MMAG has now formally registered with the IPC and strongly encourages all concerned residents and groups to do the same. MMAG’s registered statement is as follows:
The IPC should refuse consent for the Proposed Rookery South Energy from Waste Generating Station (EfW) because the cumulative detrimental effects – drawn from the headline generic impacts outlined in the Revised Draft Overarching National Policy Statement for Energy (EN-1) and Renewable Energy Infrastructure (EN-3) – listed below outweigh any potential benefits;
(A) Air Emissions
(1) The cumulative long term impact on the health of residents anxious about the EfW stack emissions over the life cycle of the plant accentuated by the meteorological phenomenon of temperature inversion within the Marston Vale.

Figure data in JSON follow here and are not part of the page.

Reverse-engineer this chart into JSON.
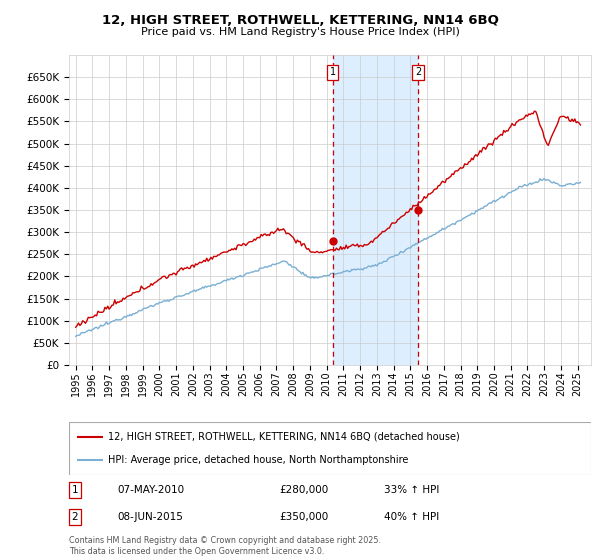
{
  "title": "12, HIGH STREET, ROTHWELL, KETTERING, NN14 6BQ",
  "subtitle": "Price paid vs. HM Land Registry's House Price Index (HPI)",
  "ytick_vals": [
    0,
    50000,
    100000,
    150000,
    200000,
    250000,
    300000,
    350000,
    400000,
    450000,
    500000,
    550000,
    600000,
    650000
  ],
  "vline1_x": 2010.37,
  "vline2_x": 2015.46,
  "sale1_date": "07-MAY-2010",
  "sale1_price": "£280,000",
  "sale1_hpi": "33% ↑ HPI",
  "sale1_price_val": 280000,
  "sale2_date": "08-JUN-2015",
  "sale2_price": "£350,000",
  "sale2_hpi": "40% ↑ HPI",
  "sale2_price_val": 350000,
  "legend_line1": "12, HIGH STREET, ROTHWELL, KETTERING, NN14 6BQ (detached house)",
  "legend_line2": "HPI: Average price, detached house, North Northamptonshire",
  "footer": "Contains HM Land Registry data © Crown copyright and database right 2025.\nThis data is licensed under the Open Government Licence v3.0.",
  "line1_color": "#cc0000",
  "line2_color": "#7bafd4",
  "shade_color": "#ddeeff",
  "vline_color": "#cc0000",
  "grid_color": "#cccccc",
  "xlim_left": 1994.6,
  "xlim_right": 2025.8,
  "ylim_top": 700000
}
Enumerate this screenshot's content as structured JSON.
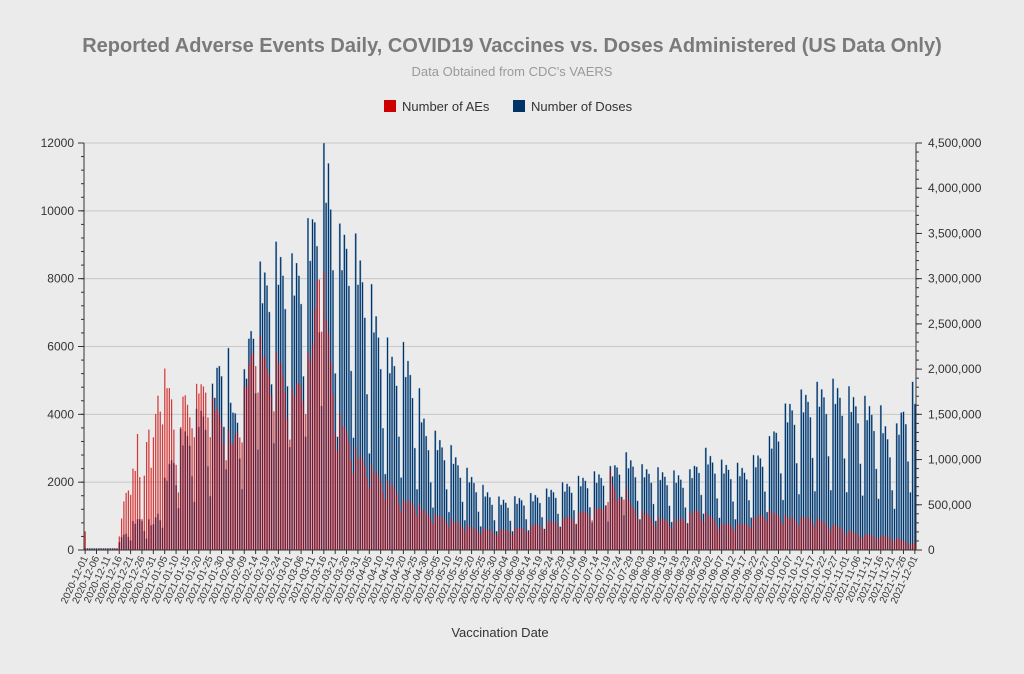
{
  "colors": {
    "background": "#ebebeb",
    "ae": "#cc0000",
    "doses": "#003366",
    "grid": "#c8c8c8",
    "title": "#7a7a7a",
    "subtitle": "#9a9a9a",
    "axis_text": "#333333"
  },
  "chart_data": {
    "type": "bar",
    "title": "Reported Adverse Events Daily, COVID19 Vaccines vs. Doses Administered (US Data Only)",
    "subtitle": "Data Obtained from CDC's VAERS",
    "xlabel": "Vaccination Date",
    "ylabel_left": "",
    "ylabel_right": "",
    "y_left_lim": [
      0,
      12000
    ],
    "y_right_lim": [
      0,
      4500000
    ],
    "y_left_ticks": [
      0,
      2000,
      4000,
      6000,
      8000,
      10000,
      12000
    ],
    "y_left_tick_labels": [
      "0",
      "2000",
      "4000",
      "6000",
      "8000",
      "10000",
      "12000"
    ],
    "y_right_ticks": [
      0,
      500000,
      1000000,
      1500000,
      2000000,
      2500000,
      3000000,
      3500000,
      4000000,
      4500000
    ],
    "y_right_tick_labels": [
      "0",
      "500,000",
      "1,000,000",
      "1,500,000",
      "2,000,000",
      "2,500,000",
      "3,000,000",
      "3,500,000",
      "4,000,000",
      "4,500,000"
    ],
    "x_start": "2020-12-01",
    "x_end": "2021-12-01",
    "x_tick_labels": [
      "2020-12-01",
      "2020-12-06",
      "2020-12-11",
      "2020-12-16",
      "2020-12-21",
      "2020-12-26",
      "2020-12-31",
      "2021-01-05",
      "2021-01-10",
      "2021-01-15",
      "2021-01-20",
      "2021-01-25",
      "2021-01-30",
      "2021-02-04",
      "2021-02-09",
      "2021-02-14",
      "2021-02-19",
      "2021-02-24",
      "2021-03-01",
      "2021-03-06",
      "2021-03-11",
      "2021-03-16",
      "2021-03-21",
      "2021-03-26",
      "2021-03-31",
      "2021-04-05",
      "2021-04-10",
      "2021-04-15",
      "2021-04-20",
      "2021-04-25",
      "2021-04-30",
      "2021-05-05",
      "2021-05-10",
      "2021-05-15",
      "2021-05-20",
      "2021-05-25",
      "2021-05-30",
      "2021-06-04",
      "2021-06-09",
      "2021-06-14",
      "2021-06-19",
      "2021-06-24",
      "2021-06-29",
      "2021-07-04",
      "2021-07-09",
      "2021-07-14",
      "2021-07-19",
      "2021-07-24",
      "2021-07-29",
      "2021-08-03",
      "2021-08-08",
      "2021-08-13",
      "2021-08-18",
      "2021-08-23",
      "2021-08-28",
      "2021-09-02",
      "2021-09-07",
      "2021-09-12",
      "2021-09-17",
      "2021-09-22",
      "2021-09-27",
      "2021-10-02",
      "2021-10-07",
      "2021-10-12",
      "2021-10-17",
      "2021-10-22",
      "2021-10-27",
      "2021-11-01",
      "2021-11-06",
      "2021-11-11",
      "2021-11-16",
      "2021-11-21",
      "2021-11-26",
      "2021-12-01"
    ],
    "legend": [
      {
        "name": "Number of AEs",
        "axis": "left"
      },
      {
        "name": "Number of Doses",
        "axis": "right"
      }
    ],
    "legend_position": "top-center",
    "series": [
      {
        "name": "Number of AEs",
        "axis": "left",
        "anchors": [
          {
            "day": 0,
            "value": 550
          },
          {
            "day": 1,
            "value": 30
          },
          {
            "day": 14,
            "value": 40
          },
          {
            "day": 15,
            "value": 400
          },
          {
            "day": 17,
            "value": 1500
          },
          {
            "day": 19,
            "value": 2200
          },
          {
            "day": 22,
            "value": 2500
          },
          {
            "day": 23,
            "value": 3500
          },
          {
            "day": 25,
            "value": 1000
          },
          {
            "day": 27,
            "value": 4500
          },
          {
            "day": 29,
            "value": 2600
          },
          {
            "day": 32,
            "value": 5000
          },
          {
            "day": 35,
            "value": 5350
          },
          {
            "day": 38,
            "value": 4650
          },
          {
            "day": 41,
            "value": 2400
          },
          {
            "day": 43,
            "value": 4850
          },
          {
            "day": 46,
            "value": 4300
          },
          {
            "day": 49,
            "value": 4900
          },
          {
            "day": 53,
            "value": 5100
          },
          {
            "day": 56,
            "value": 4500
          },
          {
            "day": 60,
            "value": 4100
          },
          {
            "day": 65,
            "value": 3200
          },
          {
            "day": 70,
            "value": 4800
          },
          {
            "day": 73,
            "value": 6000
          },
          {
            "day": 75,
            "value": 6800
          },
          {
            "day": 80,
            "value": 5600
          },
          {
            "day": 85,
            "value": 5900
          },
          {
            "day": 90,
            "value": 4600
          },
          {
            "day": 95,
            "value": 5300
          },
          {
            "day": 100,
            "value": 6200
          },
          {
            "day": 103,
            "value": 10000
          },
          {
            "day": 106,
            "value": 7300
          },
          {
            "day": 110,
            "value": 4300
          },
          {
            "day": 115,
            "value": 3600
          },
          {
            "day": 120,
            "value": 2900
          },
          {
            "day": 125,
            "value": 2600
          },
          {
            "day": 130,
            "value": 2200
          },
          {
            "day": 135,
            "value": 2000
          },
          {
            "day": 140,
            "value": 1500
          },
          {
            "day": 145,
            "value": 1500
          },
          {
            "day": 150,
            "value": 1150
          },
          {
            "day": 160,
            "value": 950
          },
          {
            "day": 170,
            "value": 700
          },
          {
            "day": 180,
            "value": 600
          },
          {
            "day": 190,
            "value": 650
          },
          {
            "day": 200,
            "value": 800
          },
          {
            "day": 210,
            "value": 950
          },
          {
            "day": 220,
            "value": 1200
          },
          {
            "day": 228,
            "value": 1300
          },
          {
            "day": 231,
            "value": 2350
          },
          {
            "day": 234,
            "value": 1500
          },
          {
            "day": 237,
            "value": 2100
          },
          {
            "day": 240,
            "value": 1350
          },
          {
            "day": 250,
            "value": 1000
          },
          {
            "day": 260,
            "value": 900
          },
          {
            "day": 270,
            "value": 1250
          },
          {
            "day": 280,
            "value": 800
          },
          {
            "day": 290,
            "value": 800
          },
          {
            "day": 300,
            "value": 1200
          },
          {
            "day": 310,
            "value": 1000
          },
          {
            "day": 320,
            "value": 1000
          },
          {
            "day": 330,
            "value": 750
          },
          {
            "day": 340,
            "value": 500
          },
          {
            "day": 355,
            "value": 400
          },
          {
            "day": 360,
            "value": 300
          },
          {
            "day": 365,
            "value": 200
          }
        ]
      },
      {
        "name": "Number of Doses",
        "axis": "right",
        "anchors": [
          {
            "day": 0,
            "value": 20000
          },
          {
            "day": 14,
            "value": 20000
          },
          {
            "day": 16,
            "value": 150000
          },
          {
            "day": 20,
            "value": 300000
          },
          {
            "day": 25,
            "value": 400000
          },
          {
            "day": 30,
            "value": 300000
          },
          {
            "day": 35,
            "value": 800000
          },
          {
            "day": 40,
            "value": 1300000
          },
          {
            "day": 45,
            "value": 1400000
          },
          {
            "day": 50,
            "value": 1600000
          },
          {
            "day": 55,
            "value": 1700000
          },
          {
            "day": 60,
            "value": 2400000
          },
          {
            "day": 62,
            "value": 2550000
          },
          {
            "day": 65,
            "value": 1600000
          },
          {
            "day": 70,
            "value": 2000000
          },
          {
            "day": 75,
            "value": 3150000
          },
          {
            "day": 80,
            "value": 3250000
          },
          {
            "day": 85,
            "value": 3450000
          },
          {
            "day": 90,
            "value": 3250000
          },
          {
            "day": 95,
            "value": 3400000
          },
          {
            "day": 100,
            "value": 3850000
          },
          {
            "day": 104,
            "value": 4550000
          },
          {
            "day": 107,
            "value": 4500000
          },
          {
            "day": 110,
            "value": 3550000
          },
          {
            "day": 115,
            "value": 3700000
          },
          {
            "day": 120,
            "value": 3450000
          },
          {
            "day": 125,
            "value": 3050000
          },
          {
            "day": 130,
            "value": 2500000
          },
          {
            "day": 135,
            "value": 2250000
          },
          {
            "day": 140,
            "value": 2300000
          },
          {
            "day": 145,
            "value": 2050000
          },
          {
            "day": 150,
            "value": 1400000
          },
          {
            "day": 155,
            "value": 1300000
          },
          {
            "day": 160,
            "value": 1200000
          },
          {
            "day": 165,
            "value": 1000000
          },
          {
            "day": 170,
            "value": 850000
          },
          {
            "day": 175,
            "value": 720000
          },
          {
            "day": 180,
            "value": 600000
          },
          {
            "day": 185,
            "value": 580000
          },
          {
            "day": 190,
            "value": 600000
          },
          {
            "day": 200,
            "value": 650000
          },
          {
            "day": 210,
            "value": 750000
          },
          {
            "day": 220,
            "value": 850000
          },
          {
            "day": 230,
            "value": 900000
          },
          {
            "day": 237,
            "value": 1100000
          },
          {
            "day": 245,
            "value": 950000
          },
          {
            "day": 255,
            "value": 900000
          },
          {
            "day": 265,
            "value": 850000
          },
          {
            "day": 272,
            "value": 1150000
          },
          {
            "day": 280,
            "value": 1000000
          },
          {
            "day": 290,
            "value": 950000
          },
          {
            "day": 300,
            "value": 1200000
          },
          {
            "day": 305,
            "value": 1500000
          },
          {
            "day": 310,
            "value": 1700000
          },
          {
            "day": 320,
            "value": 1850000
          },
          {
            "day": 330,
            "value": 1900000
          },
          {
            "day": 340,
            "value": 1750000
          },
          {
            "day": 350,
            "value": 1600000
          },
          {
            "day": 355,
            "value": 1200000
          },
          {
            "day": 360,
            "value": 1700000
          },
          {
            "day": 365,
            "value": 1900000
          }
        ]
      }
    ]
  }
}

(B) Biodiversity and Geological Conservation
(2) To situate the EfW within Rookery Pit South adjacent to the Marston Vale Millennium Country Park – a primary purpose of which is to re-forest the Marston Vale – would be a retrograde step ecologically and lead to significant habitat loss and ultimately the industrialisation of Rookery Pit South.
(C) Dust, Odour, Artificial Light, Smoke, Steam and Insect Infestation
(3) There will be loss of night sky with severe light pollution.
(D) Landscape and Visual Impact
(4) The sheer size of the EfW and stack (accentuated by the plume) will materially impair the visual amenity and panoramic views of this essentially rural landscape.
(5) There will be significant disturbance from the intermittent noise of HGV’s and the continuous noise from the EfW itself in a tranquil setting.
(F) Local and Regional Waste Management
(6) The EfW will undermine local waste strategy and discourage recycling.
(7) The electricity generating capacity of the EfW in terms of average domestic consumption is exaggerated.
(8) The abolition of regional spatial strategies undermines much of the socio-economic justification for the EfW for future housing projections and the waste theoretically arising.
(9) EfW assembly will be undertaken by labour imported temporarily into the area and the remaining permanent jobs will have a negligible effect on overall employment patterns – of which there can be no guarantee, will be offered to local people.
(10) There will be a detrimental effect on existing property prices which in turn will depress economic activity and undermine the ambition of local communities to develop as tourist destinations and not somewhere other communities send their waste.
(H) Traffic and Transport Impacts
(11) The traffic volumes will be beyond the existing and predicted capacity of the road infrastructure with huge potential for congestion further afield at key junctions in Milton Keynes and the motorway network and the traffic arrival and departure times will lead to significant disturbance, traffic congestion and noise to surrounding communities.
(12) Despite the fact that Rookery Pit lies between two rail lines all waste to the EfW will be delivered by road.
(13) There has been no consultation by Covanta on the impact of the proposed impact on communities beyond the Marston Vale.
For these reasons above we propose to provide further supporting detailed evidence that the IPC should conclude this proposal is the wrong solution to dealing with waste in the proposed catchment area and in the wrong location.